第150話 不屈と孤高の大杉
楽器の演奏禁止と言うことは村の中で鼓舞のスキルを発動したら怒られるのだろうか。
安全地帯の中だし、戦うこともないだろうし、使う機会もないだろうが気をつけないと。ズィーボルトの村では鼓舞禁止、覚えておこう。
「絵がある・・・・」
運河沿いの芝生の上をお散歩気分で歩いていた私たちの視界に一つのキャンバスが映りこんだ。
煉瓦色の壁に埋め込まれたキャンバスの中には花火の絵?が描かれている。
青い空が大部分を占める絵の真ん中に緑色の葉をつけた大きな木を配置し、その左右に花火、
いや、大きな星?らしきものが描かれた絵は見ていて不安になってくる。
まるですべてが燃えているようだ。蜃気楼のようにゆらゆらと道も家も何もかもが形をゆがめている。

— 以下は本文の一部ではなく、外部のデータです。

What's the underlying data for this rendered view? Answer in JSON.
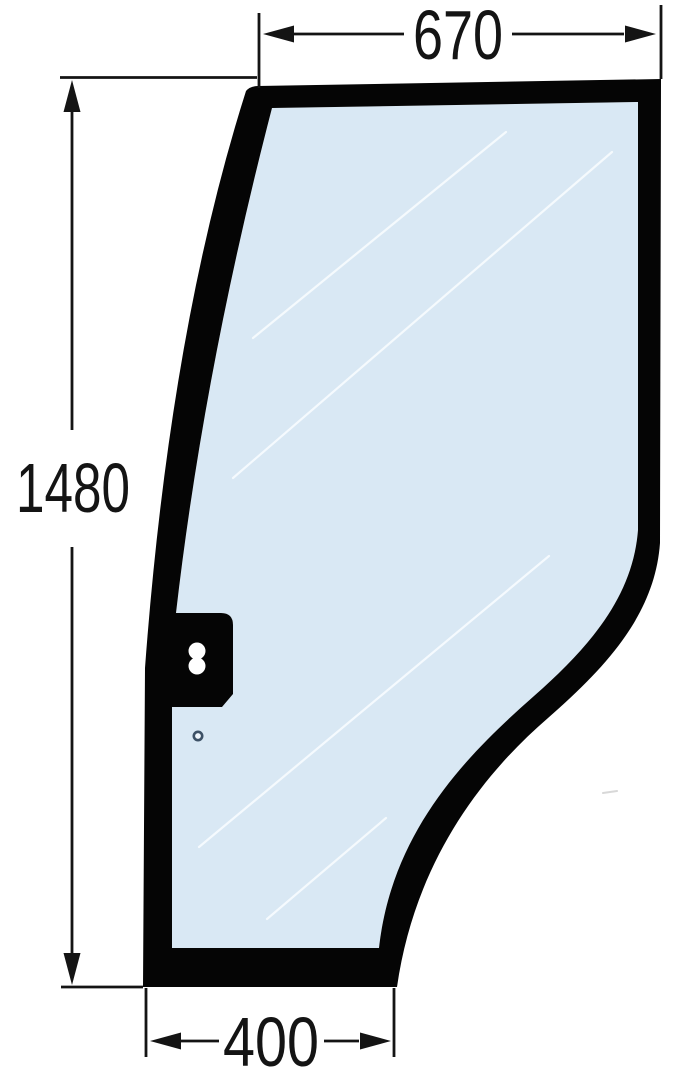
{
  "dimensions": {
    "top_width": "670",
    "overall_height": "1480",
    "bottom_width": "400"
  },
  "colors": {
    "background": "#ffffff",
    "glass": "#d9e8f4",
    "frame": "#050505",
    "dimension_lines": "#141414",
    "glass_streak": "#f7fbfe",
    "keyhole_cutout": "#ffffff",
    "hole_ring": "#3d5166",
    "hole_fill": "#eef5fb"
  }
}
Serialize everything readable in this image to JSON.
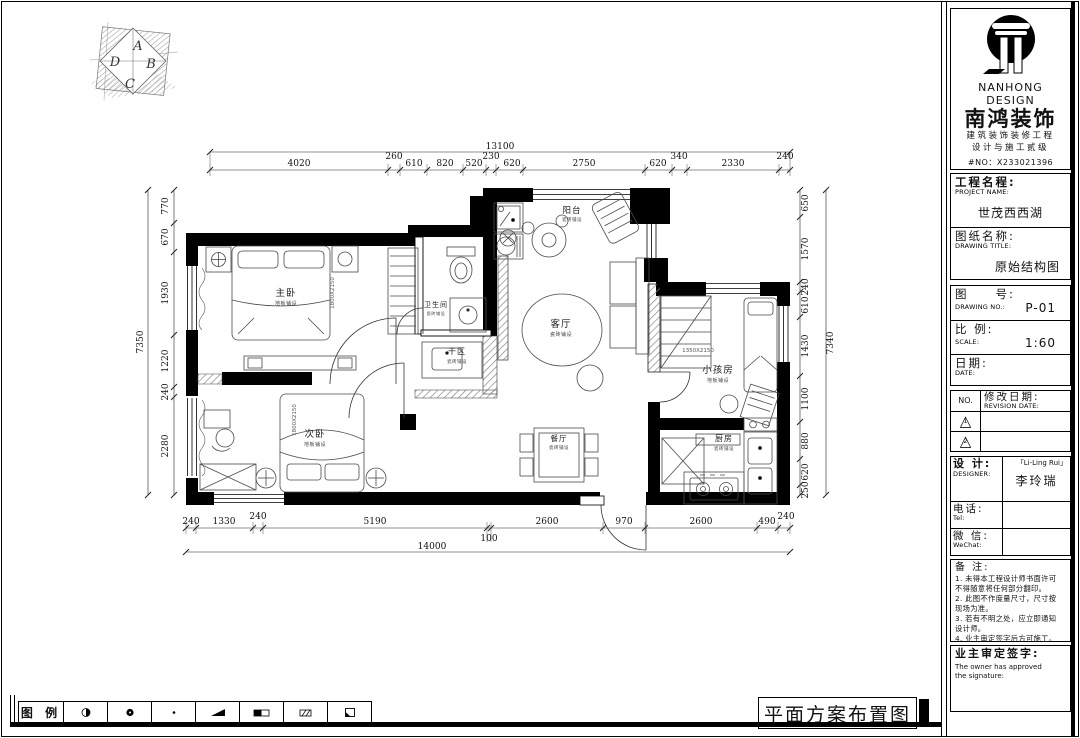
{
  "sheet": {
    "plan_title": "平面方案布置图"
  },
  "compass": {
    "letters": [
      "A",
      "B",
      "C",
      "D"
    ]
  },
  "legend": {
    "label": "图 例",
    "items": [
      {
        "name": "half-filled-circle"
      },
      {
        "name": "filled-circle"
      },
      {
        "name": "dot"
      },
      {
        "name": "filled-wedge"
      },
      {
        "name": "half-filled-bar"
      },
      {
        "name": "hatched-box"
      },
      {
        "name": "corner-filled-box"
      }
    ]
  },
  "rooms": [
    {
      "name": "主卧",
      "floor": "地板铺设"
    },
    {
      "name": "次卧",
      "floor": "地板铺设"
    },
    {
      "name": "小孩房",
      "floor": "地板铺设"
    },
    {
      "name": "客厅",
      "floor": "瓷砖铺设"
    },
    {
      "name": "餐厅",
      "floor": "瓷砖铺设"
    },
    {
      "name": "厨房",
      "floor": "瓷砖铺设"
    },
    {
      "name": "阳台",
      "floor": "瓷砖铺设"
    },
    {
      "name": "卫生间",
      "floor": "瓷砖铺设"
    },
    {
      "name": "干区",
      "floor": "瓷砖铺设"
    }
  ],
  "bed_labels": [
    "1800X2150",
    "1800X2150",
    "1350X2150"
  ],
  "dims": {
    "top_total": "13100",
    "top": [
      "4020",
      "260",
      "610",
      "820",
      "520",
      "230",
      "620",
      "2750",
      "620",
      "340",
      "2330",
      "240"
    ],
    "bottom_total": "14000",
    "bottom_inner": "100",
    "bottom": [
      "240",
      "1330",
      "240",
      "5190",
      "2600",
      "970",
      "2600",
      "490",
      "240"
    ],
    "left_total": "7350",
    "left": [
      "770",
      "670",
      "1930",
      "1220",
      "240",
      "2280"
    ],
    "right_total": "7340",
    "right": [
      "650",
      "1570",
      "240",
      "610",
      "1430",
      "1100",
      "880",
      "620",
      "250"
    ]
  },
  "titleblock": {
    "brand": {
      "en": "NANHONG DESIGN",
      "cn": "南鸿装饰",
      "line1": "建筑装饰装修工程",
      "line2": "设计与施工贰级",
      "no": "#NO：X233021396"
    },
    "project": {
      "label": "工程名程:",
      "sublabel": "PROJECT NAME:",
      "value": "世茂西西湖"
    },
    "drawing": {
      "label": "图纸名称:",
      "sublabel": "DRAWING TITLE:",
      "value": "原始结构图"
    },
    "number": {
      "label": "图　　号:",
      "sublabel": "DRAWING NO.:",
      "value": "P-01"
    },
    "scale": {
      "label": "比  例:",
      "sublabel": "SCALE:",
      "value": "1:60"
    },
    "date": {
      "label": "日期:",
      "sublabel": "DATE:",
      "value": ""
    },
    "revision": {
      "no_label": "NO.",
      "label": "修改日期:",
      "sublabel": "REVISION DATE:",
      "rows": [
        "1",
        "2"
      ]
    },
    "designer": {
      "label": "设    计:",
      "sublabel": "DESIGNER:",
      "value_en": "「Li-Ling Rui」",
      "value_cn": "李玲瑞"
    },
    "tel": {
      "label": "电话:",
      "sublabel": "Tel:",
      "value": ""
    },
    "wechat": {
      "label": "微  信:",
      "sublabel": "WeChat:",
      "value": ""
    },
    "notes": {
      "label": "备  注:",
      "lines": [
        "1. 未得本工程设计师书面许可",
        "    不得随意将任何部分翻印。",
        "2. 此图不作度量尺寸，尺寸按",
        "    现场为准。",
        "3. 若有不明之处，应立即通知",
        "    设计师。",
        "4. 业主审定签字后方可施工。"
      ],
      "footnote": "本设计解释权归设计师所有。"
    },
    "owner": {
      "label": "业主审定签字:",
      "sub1": "The owner has approved",
      "sub2": "the signature:"
    }
  }
}
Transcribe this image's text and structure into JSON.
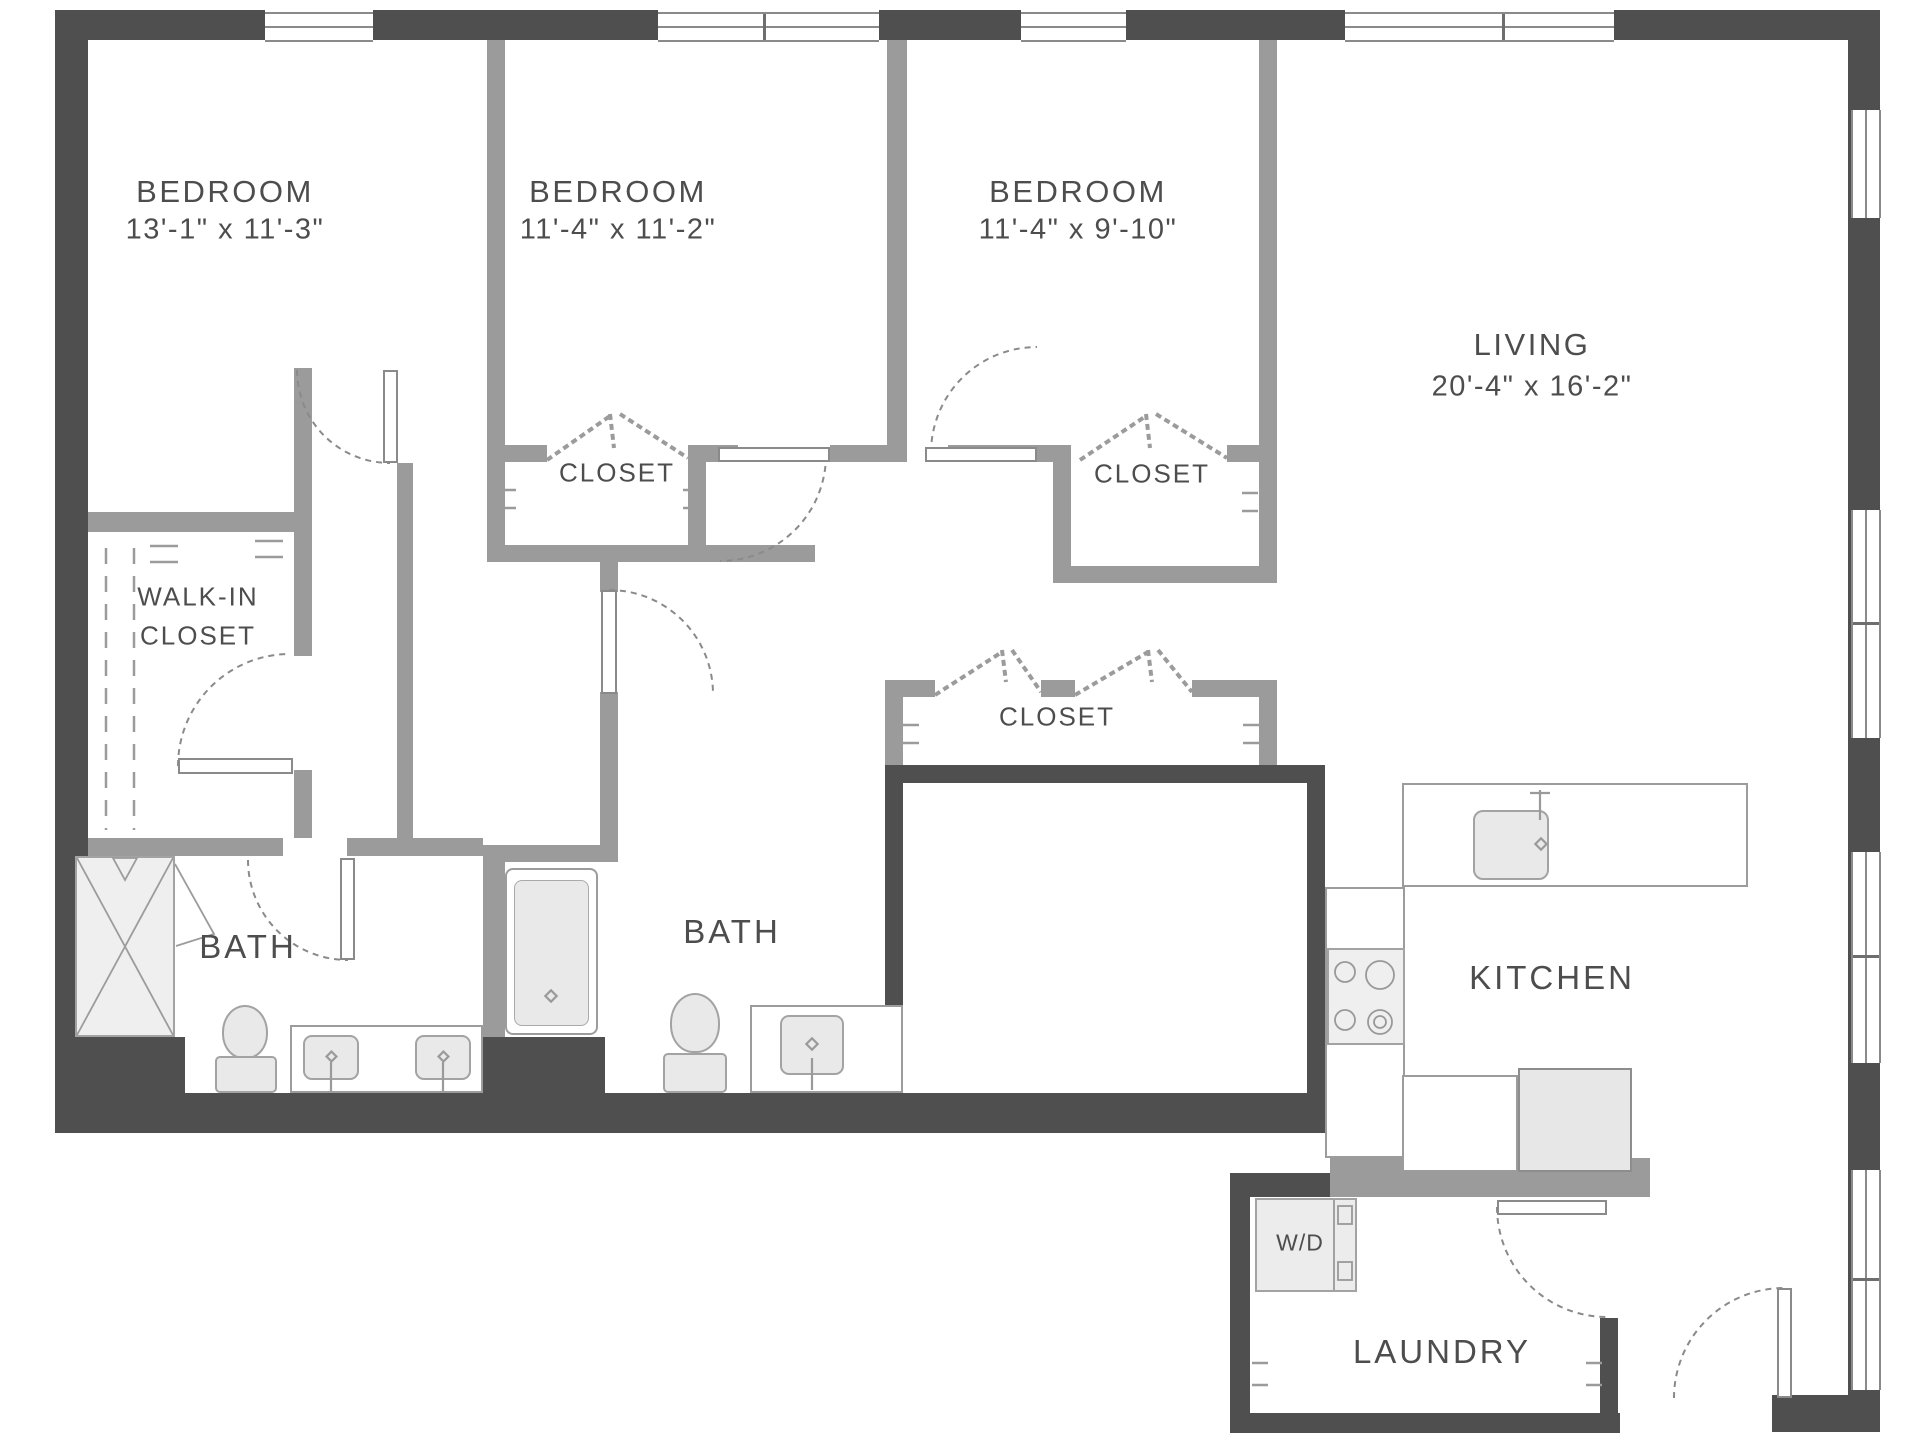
{
  "plan": {
    "rooms": {
      "bedroom1": {
        "name": "BEDROOM",
        "dims": "13'-1\" x 11'-3\""
      },
      "bedroom2": {
        "name": "BEDROOM",
        "dims": "11'-4\" x 11'-2\""
      },
      "bedroom3": {
        "name": "BEDROOM",
        "dims": "11'-4\" x 9'-10\""
      },
      "living": {
        "name": "LIVING",
        "dims": "20'-4\" x 16'-2\""
      },
      "walk_in_closet": {
        "line1": "WALK-IN",
        "line2": "CLOSET"
      },
      "bath1": {
        "name": "BATH"
      },
      "bath2": {
        "name": "BATH"
      },
      "closet_bedroom2": {
        "name": "CLOSET"
      },
      "closet_bedroom3": {
        "name": "CLOSET"
      },
      "closet_hall": {
        "name": "CLOSET"
      },
      "kitchen": {
        "name": "KITCHEN"
      },
      "laundry": {
        "name": "LAUNDRY"
      },
      "washer_dryer": {
        "name": "W/D"
      }
    },
    "colors": {
      "exterior_wall": "#4f4f4f",
      "interior_wall": "#9b9b9b",
      "fixture_fill": "#e9e9e9",
      "line": "#999999",
      "text": "#4d4d4d",
      "background": "#ffffff"
    }
  }
}
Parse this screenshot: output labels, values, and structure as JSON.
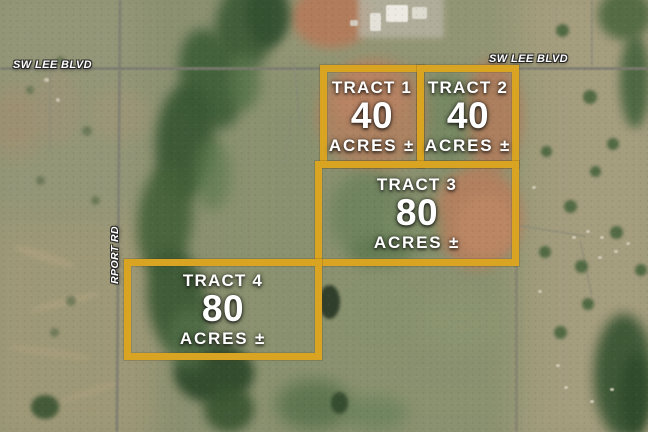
{
  "image": {
    "road_labels": {
      "lee_blvd_left": "SW LEE BLVD",
      "lee_blvd_right": "SW LEE BLVD",
      "airport_rd_partial": "RPORT RD"
    },
    "tracts": [
      {
        "name": "TRACT 1",
        "acres": "40",
        "unit": "ACRES ±"
      },
      {
        "name": "TRACT 2",
        "acres": "40",
        "unit": "ACRES ±"
      },
      {
        "name": "TRACT 3",
        "acres": "80",
        "unit": "ACRES ±"
      },
      {
        "name": "TRACT 4",
        "acres": "80",
        "unit": "ACRES ±"
      }
    ],
    "colors": {
      "tract_border": "#D9A422",
      "tract_text": "#FFFFFF",
      "road_label_text": "#FFFFFF"
    }
  }
}
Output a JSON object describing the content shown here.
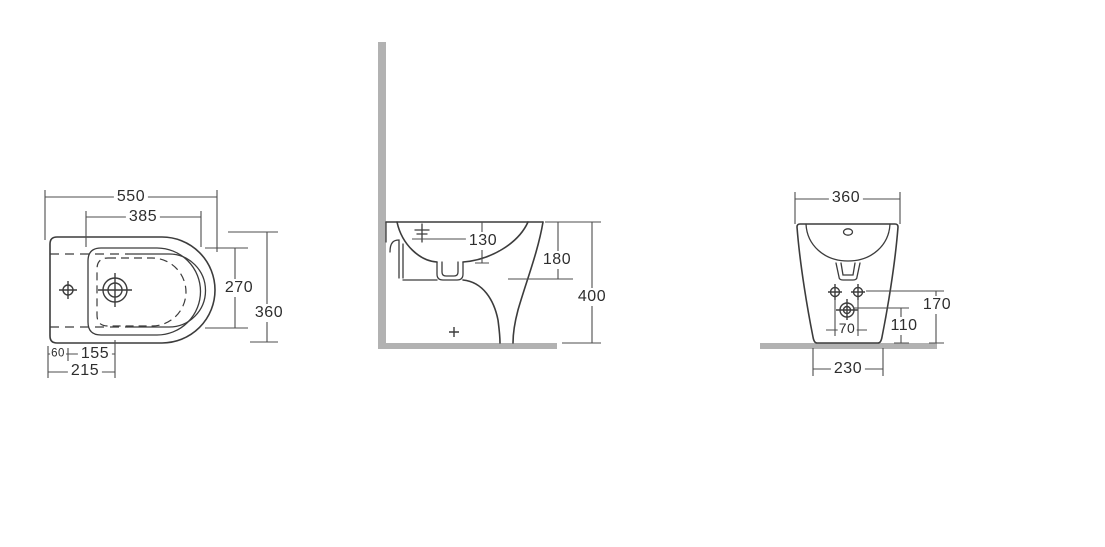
{
  "drawing": {
    "type": "bidet-technical-dimension-drawing",
    "colors": {
      "line": "#3c3c3c",
      "wall_floor": "#b2b2b2",
      "background": "#ffffff"
    }
  },
  "views": {
    "top": {
      "dims": {
        "overall_width": "550",
        "inner_width": "385",
        "inner_depth": "270",
        "overall_depth": "360",
        "edge_to_hole": "60",
        "hole_spacing": "155",
        "edge_to_tap": "215"
      }
    },
    "side": {
      "dims": {
        "rim_to_waterline": "130",
        "rim_to_outlet": "180",
        "overall_height": "400"
      }
    },
    "rear": {
      "dims": {
        "top_width": "360",
        "fixing_spacing": "70",
        "outlet_height": "110",
        "fixing_height": "170",
        "base_width": "230"
      }
    }
  }
}
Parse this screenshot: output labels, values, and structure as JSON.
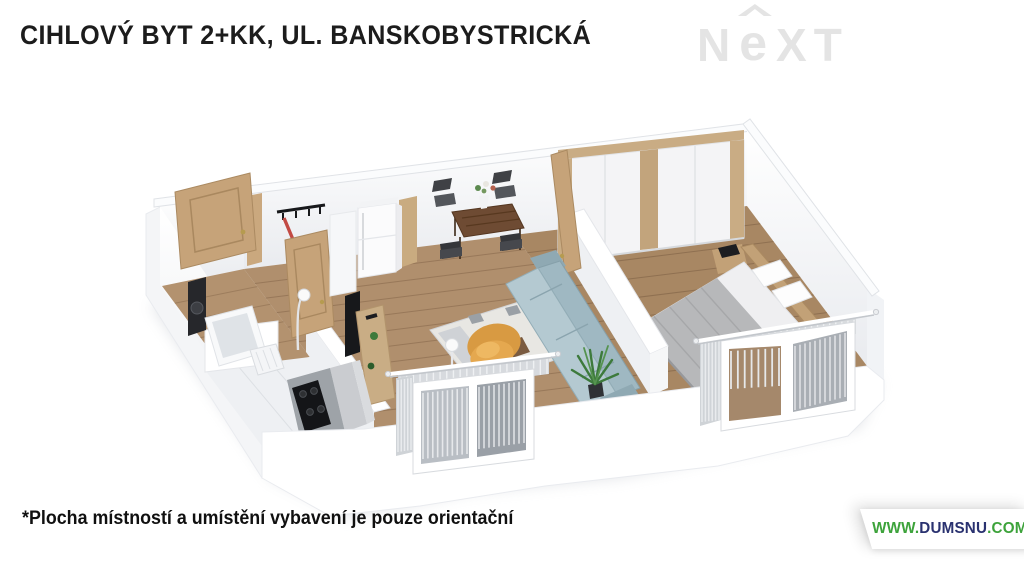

見ていると段々、真ん中の木が天高く燃えさかる篝火のように見えてくる。
緑色の炎がゆらゆらとゆらゆらと移ろいながらも燃えている。
「何だっけか、これ・・・・たしか有名なやつだ」
絵画の前でおもちゃさんが首をひねっている。
「不屈と孤高の大杉だろう!すばらしい!」
漆黒のサルミアッキさんがローブの裾を大きく翻しながら叫ぶ。
そのままぶつぶつと呪文のように解説をしてくれたけれど色々な意味でよく分からなかった。
「・・・・厨二語は大人になると理解できなくなるな」
「昔は理解できたのかよ」
「・・・・・もしかして、あれが混沌語」
「あほか」
おもちゃさんたちのふざけ合いを聞き流しながら、村の中を通り抜ける。
それにしても、おもちゃさんたちのパーティは仲が良いな。気軽にふざけ合える気さくな関係と言うか、気の置けない仲と言うか、見ていてなんだか羨ましくなる。
まぁ、でも、私には最強可愛いもふもふな仲間たちがいるから。うん、寂しくなんかないよ。本当だよ。
ボス討伐を一緒にする上で、パーティ申請は歩いているうちに済ませてある。
おもちゃさんたちの7人パーティに私たち3人が加わり、これでパーティの最大人数10人となった。
1パーティが最大10人って多い気がするけれど、おもちゃさんたち曰く、ボスが強すぎるからこれでも足りないくらいらしい。
私たちのパーティの場合は余波で死にさえしなければ、バロンがどんな敵でも倒してくれるので何とかなってきた。うん、余波で死にさえしなければ。
ラスボスのいない通常パーティでは火力不足に悩まされたり、火力があっても敵の攻撃に耐えられずに全滅してしまったりすることが良くあるそうだ。
特にハンスは耐久力がある上に、攻撃力もあって、しかも速いので奴の前には屍の山が築かれたのだそう。
私たちも必死に避けていたけれど、飛んでくる余波で死にかけて回復が大変だった記憶がある。
バロンの攻撃にもかなり耐えていたし、もう一回遊べるドンっとか言う地獄の二回目があったから死を覚悟した。
ハンスに対して火力も防御力も足りないというのはよくわかる。